Alternattiva Demokratika expressed its condolences for the death of Wangari Maathai.
AD's spokesman for international affairs Arnold Cassola described her death as a loss for humanity:
"It has been a great honour for me to work closely with Wangari Maathai, especially in the organisation of the first Global Greens Congress in Canberra in 2001. Her untimely death is a loss for humanity since the 2004 Nobel Prize winner was not only the founder of the Green Belt Movement, but also a civil and women rights activist and an excellent Member of Parliament, fighting for the rights of the underdogs and the under privileged.
“She also remained humble and close to the common people until the very end. She will remain for us a true example of what real politics are all about".
Maathai, who won the 2004 Nobel Prize, was the founder of Green Belt Movement, a civil and women rights activist and also served as a Member of Parliament, Reuters reported.
"It is with great sadness that the Green Belt Movement announces the passing of its founder and chair, Prof. Wangari Muta Maathai, after a long illness bravely borne," the organisation said in a statement on its website.
"Prof. Maathai passed away on the 26 September 2011 in Nairobi. Her family and loved ones were with her at the time," the statement, signed by the movement's Executive Director Karanja Njoroge, added.
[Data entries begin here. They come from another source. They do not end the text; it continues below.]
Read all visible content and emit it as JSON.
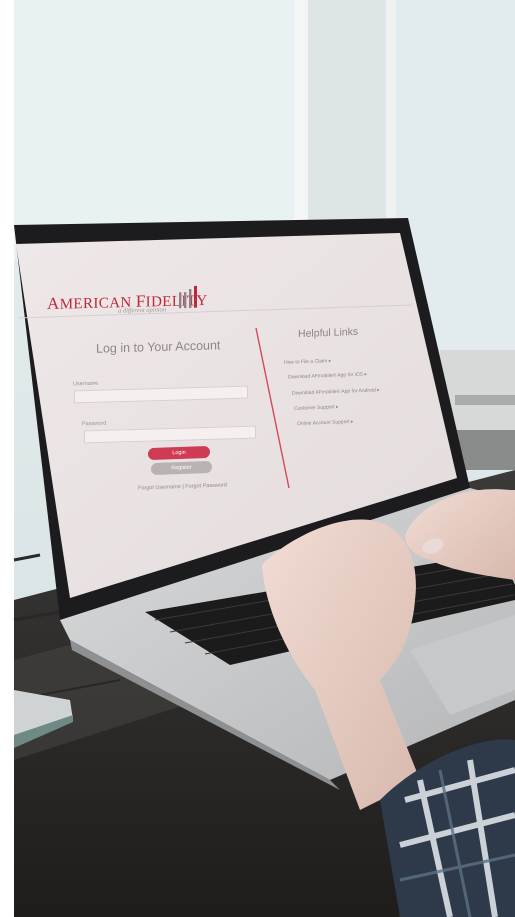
{
  "brand": {
    "name_part1": "A",
    "name_part2": "MERICAN ",
    "name_part3": "F",
    "name_part4": "IDELITY",
    "tagline": "a different opinion"
  },
  "login": {
    "title": "Log in to Your Account",
    "username_label": "Username",
    "password_label": "Password",
    "login_button": "Login",
    "register_button": "Register",
    "forgot_links": "Forgot Username | Forgot Password"
  },
  "helpful_links": {
    "title": "Helpful Links",
    "items": [
      "How to File a Claim ▸",
      "Download AFmobile® App for iOS ▸",
      "Download AFmobile® App for Android ▸",
      "Customer Support ▸",
      "Online Account Support ▸"
    ]
  },
  "colors": {
    "brand_red": "#c0283a",
    "button_red": "#cf3b53",
    "button_gray": "#b9b2b3",
    "screen_bg": "#ede5e5"
  }
}
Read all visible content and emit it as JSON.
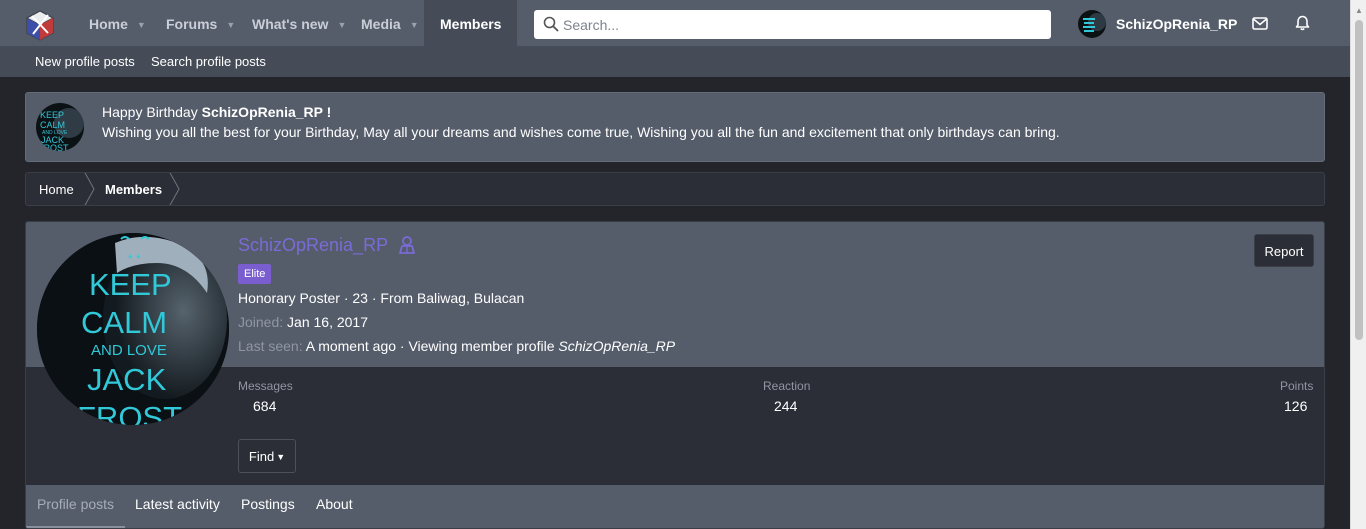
{
  "nav": {
    "logo_icon": "site-logo-cube",
    "tabs": [
      {
        "label": "Home",
        "has_menu": true
      },
      {
        "label": "Forums",
        "has_menu": true
      },
      {
        "label": "What's new",
        "has_menu": true
      },
      {
        "label": "Media",
        "has_menu": true
      },
      {
        "label": "Members",
        "active": true
      }
    ],
    "search_placeholder": "Search...",
    "user_name": "SchizOpRenia_RP",
    "icons": [
      "envelope-icon",
      "bell-icon"
    ]
  },
  "subnav": {
    "items": [
      "New profile posts",
      "Search profile posts"
    ]
  },
  "notice": {
    "prefix": "Happy Birthday ",
    "name": "SchizOpRenia_RP",
    "suffix": " !",
    "message": "Wishing you all the best for your Birthday, May all your dreams and wishes come true, Wishing you all the fun and excitement that only birthdays can bring."
  },
  "breadcrumb": [
    "Home",
    "Members"
  ],
  "profile": {
    "avatar_text": [
      "KEEP",
      "CALM",
      "AND LOVE",
      "JACK",
      "FROST"
    ],
    "username": "SchizOpRenia_RP",
    "username_color": "#7a6bd6",
    "badge": "Elite",
    "badge_color": "#7a5ed0",
    "title_line": "Honorary Poster · 23 · From Baliwag, Bulacan",
    "joined_label": "Joined:",
    "joined_value": "Jan 16, 2017",
    "lastseen_label": "Last seen:",
    "lastseen_value": "A moment ago · Viewing member profile ",
    "lastseen_target": "SchizOpRenia_RP",
    "report_label": "Report",
    "stats": [
      {
        "label": "Messages",
        "value": "684"
      },
      {
        "label": "Reaction",
        "value": "244"
      },
      {
        "label": "Points",
        "value": "126"
      }
    ],
    "find_label": "Find",
    "tabs": [
      "Profile posts",
      "Latest activity",
      "Postings",
      "About"
    ],
    "active_tab": "Profile posts"
  }
}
Wangari Maathai, who was also a veterinary anatomy professor, rose to international fame for campaigns against government-backed forest clearances in Kenya in the late 1980s and 1990s.
She branded the clearances a political ploy that caused irreversible environmental damage. The courts blocked her suits and Green Belt lawyers complained that their cases were dismissed on technical grounds or their files were mysteriously lost.
"Her departure is untimely and a very great loss to all of us who knew her – as a mother, relative, co-worker, colleague, role model, and heroine – or those who admired her determination to make the world a peaceful, healthy, and better place for all of us," Green Belt said in its statement.